UDRP’s limited jurisdiction extends to personal names only if they qualify as trademarks. Some attempt has been made to justify widening the included class but the argument in its favor has failed to persuade other panelists and the consensus remains undisturbed. If the personal name is not in commerce as the source of goods or services the complainant has no remedy under the UDRP [Philippe Pierre Dauman v. Dinner Business, D2013-1255 (WIPO September 6, 2013)], but he or she may have recourse under statutory law. The Lanham Act provides a remedy for cyberpiracy of personal names that do not qualify for trademark protection, formerly codified at 15 U.S.C. 1129 (1)(A), now 15 U.S.C. 8131 (Cyberpiracy protections for individuals). [Randazza v.
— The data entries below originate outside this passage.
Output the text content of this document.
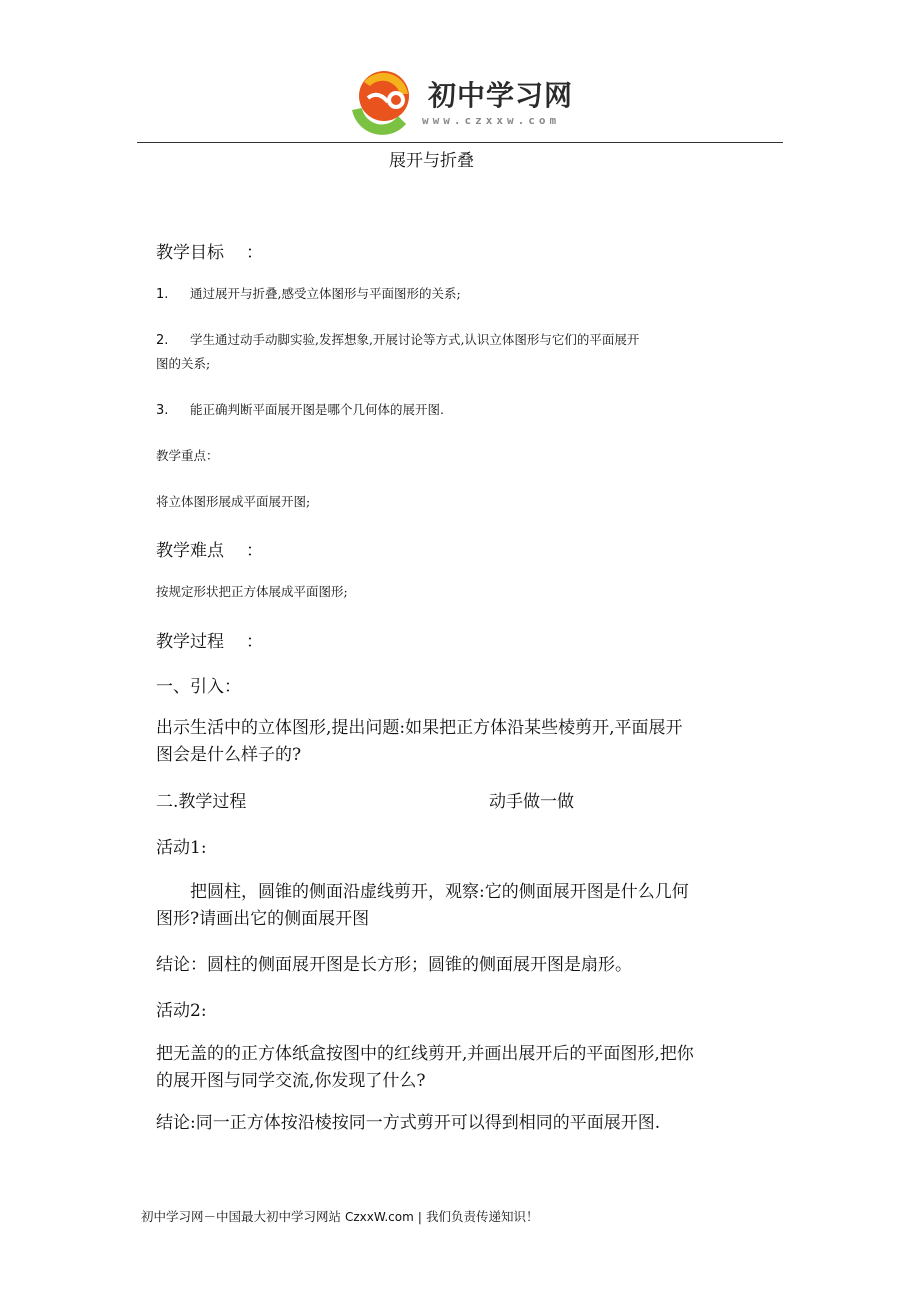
初中学习网
www.czxxw.com
展开与折叠
教学目标 ：
1. 通过展开与折叠,感受立体图形与平面图形的关系;
2. 学生通过动手动脚实验,发挥想象,开展讨论等方式,认识立体图形与它们的平面展开
图的关系;
3. 能正确判断平面展开图是哪个几何体的展开图.
教学重点：
将立体图形展成平面展开图;
教学难点 ：
按规定形状把正方体展成平面图形;
教学过程 ：
一、引入：
出示生活中的立体图形,提出问题:如果把正方体沿某些棱剪开,平面展开图会是什么样子的?
二.教学过程	动手做一做
活动1:
把圆柱，圆锥的侧面沿虚线剪开，观察:它的侧面展开图是什么几何图形?请画出它的侧面展开图
结论：圆柱的侧面展开图是长方形；圆锥的侧面展开图是扇形。
活动2:
把无盖的的正方体纸盒按图中的红线剪开,并画出展开后的平面图形,把你的展开图与同学交流,你发现了什么?
结论:同一正方体按沿棱按同一方式剪开可以得到相同的平面展开图.
初中学习网－中国最大初中学习网站 CzxxW.com | 我们负责传递知识！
Cox, 2:12-cv-02040 (D. Nevada) (granting temporary injunction and ordering the domain names transferred to plaintiff)].
Excluded from protection are living persons whose reputations may be based on commercial undertakings and who may even be engaged in the figurative scrum of their businesses or professions, but whose names are not associated as source indicators for goods or services in a trademark sense. This rule applies however extraordinary the individual’s contribution is to business, science, politics, the professions and the academy. [Sir Peter Scott v. Dr. Howard Fredrics, D2009-0276 (WIPO May 1, 2009) (“There is no evidence that the Complainant has commercially exploited his name in trade, for example as an author or broadcaster to a sufficient extent for it to constitute a ‘brand’).] The WIPO Report recognizes that it may result in an “injustice” and is undoubtedly an unhappy limitation: “many sensitivities [will be] offended by the unauthorized registration of personal names as domain names” and the “result is that there are some perceived injustices.” Report of the Second WIPO Internet Domain Name Process, paragraph 199.
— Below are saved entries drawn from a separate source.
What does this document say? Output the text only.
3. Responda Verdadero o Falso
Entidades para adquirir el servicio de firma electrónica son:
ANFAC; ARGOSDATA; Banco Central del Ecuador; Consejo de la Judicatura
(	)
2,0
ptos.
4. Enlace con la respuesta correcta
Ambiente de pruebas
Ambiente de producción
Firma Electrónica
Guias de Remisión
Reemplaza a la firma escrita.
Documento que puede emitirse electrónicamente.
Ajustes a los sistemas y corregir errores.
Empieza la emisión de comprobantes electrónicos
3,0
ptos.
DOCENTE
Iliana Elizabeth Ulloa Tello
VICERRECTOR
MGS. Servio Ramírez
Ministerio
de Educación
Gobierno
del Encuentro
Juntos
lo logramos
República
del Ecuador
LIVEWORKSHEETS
Among the earliest decisions Panelists have granted unregistered trademark status to celebrities and personalities in the fields of sports, entertainment, culture and media whose names are branded by their contributions. This list of protected persons extends to eponymous founders of businesses, but not necessarily to non-marquee founders. [Decisions collected Thomas Pritzker, The Pritzker Organization, LLC v. Richard Brown, D2009-0911 (WIPO October 12, 2009)]. It does not include distinguished employees [Jonathan Ive v. Harry Jones, D2009-0301 (WIPO May 5, 2009)] or law partners [Gregg M. Mashberg v. Crystal Cox, D2011-0677 (WIPO June 30, 2011), Allen Fagin v. Crystal Cox, D2011-0678 (WIPO June 30, 2011), Joseph Leccese v. Crystal Cox, D2011-0679 (WIPO June 30, 2011) (“The evidence in th[ese] case[s] falls short. The record[s] before the Panel[s] suggest that Complainant[s] [are] highly respected, prominent lawyer[s] who [are] partner[s] with a major law firm. There is insufficient evidence here that Complainant[s] market or provide services independently of the Proskauer law firm. Rather, it appears that the Proskauer firm is the platform on which Complainant[s] provide [their] legal services)].
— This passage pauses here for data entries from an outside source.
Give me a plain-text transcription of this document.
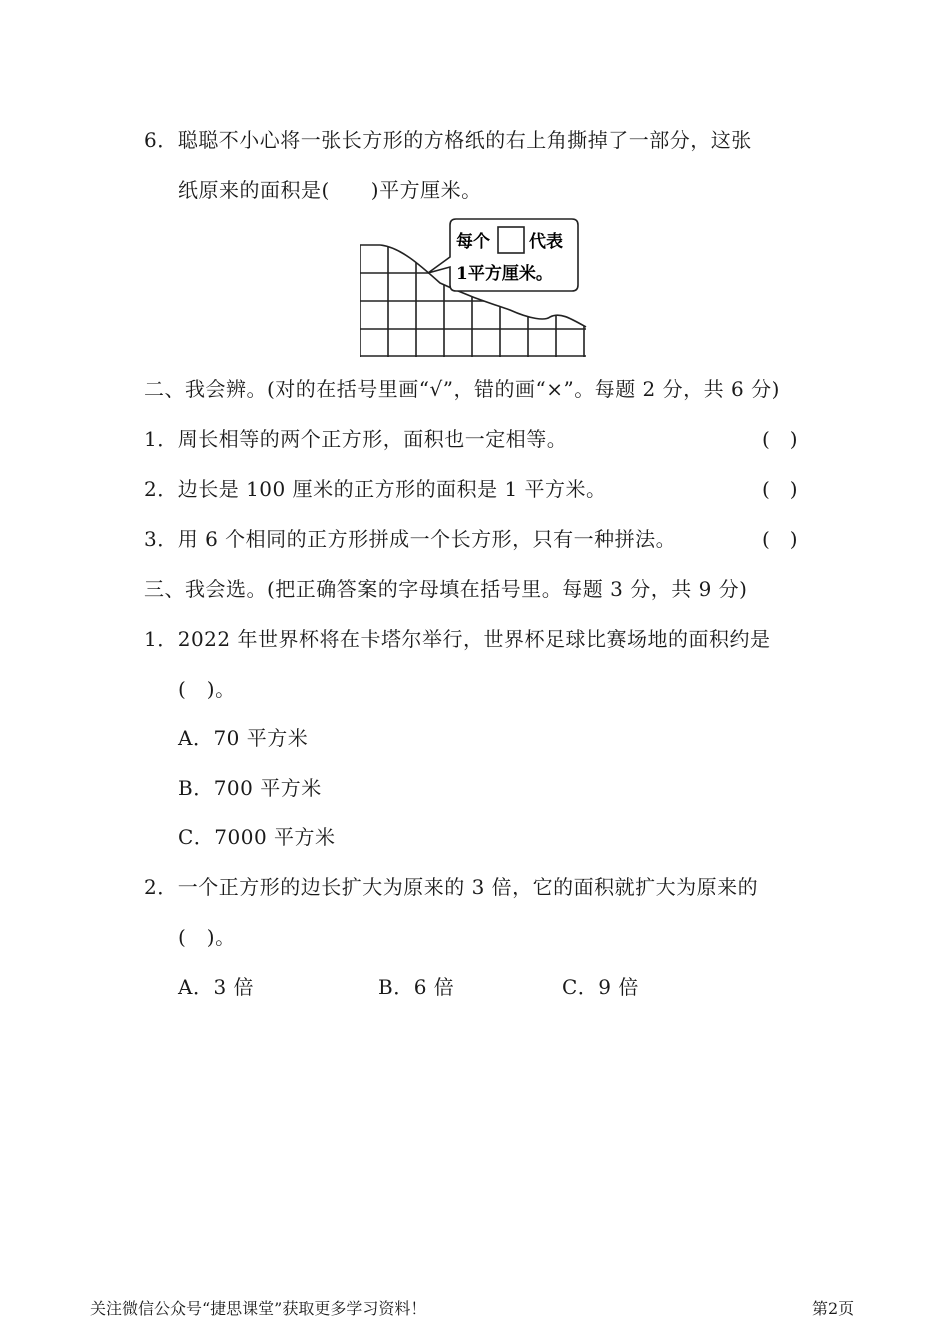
6．聪聪不小心将一张长方形的方格纸的右上角撕掉了一部分，这张
纸原来的面积是(　　)平方厘米。
每个 代表
1平方厘米。
二、我会辨。(对的在括号里画“√”，错的画“×”。每题 2 分，共 6 分)
1．周长相等的两个正方形，面积也一定相等。	(　)
2．边长是 100 厘米的正方形的面积是 1 平方米。	(　)
3．用 6 个相同的正方形拼成一个长方形，只有一种拼法。	(　)
三、我会选。(把正确答案的字母填在括号里。每题 3 分，共 9 分)
1．2022 年世界杯将在卡塔尔举行，世界杯足球比赛场地的面积约是
(　)。
A．70 平方米
B．700 平方米
C．7000 平方米
2．一个正方形的边长扩大为原来的 3 倍，它的面积就扩大为原来的
(　)。
A．3 倍	B．6 倍	C．9 倍
关注微信公众号“捷思课堂”获取更多学习资料！	第2页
The Philippe Pierre Dauman in the case of that name is president and chief executive officer of Viacom, Inc. It can be said of him that while he is engaged in the entertainment business he is not an entertainer. Cases cited in support of an unregistered mark are applicable to complainants using their names as identifiers of goods or services rather than their fame. An actor, author, performer, sports star or other person whose livelihood turns on personal recognition meets this criterion almost by definition. “The interested public buys a book because it’s written by [a brand author], admission to a movie because [a noted actor] is performing, or a football jersey because it bears [the athlete’s] number.” Businessmen and women managers and executives will not find a receptive panelist under the UDRP.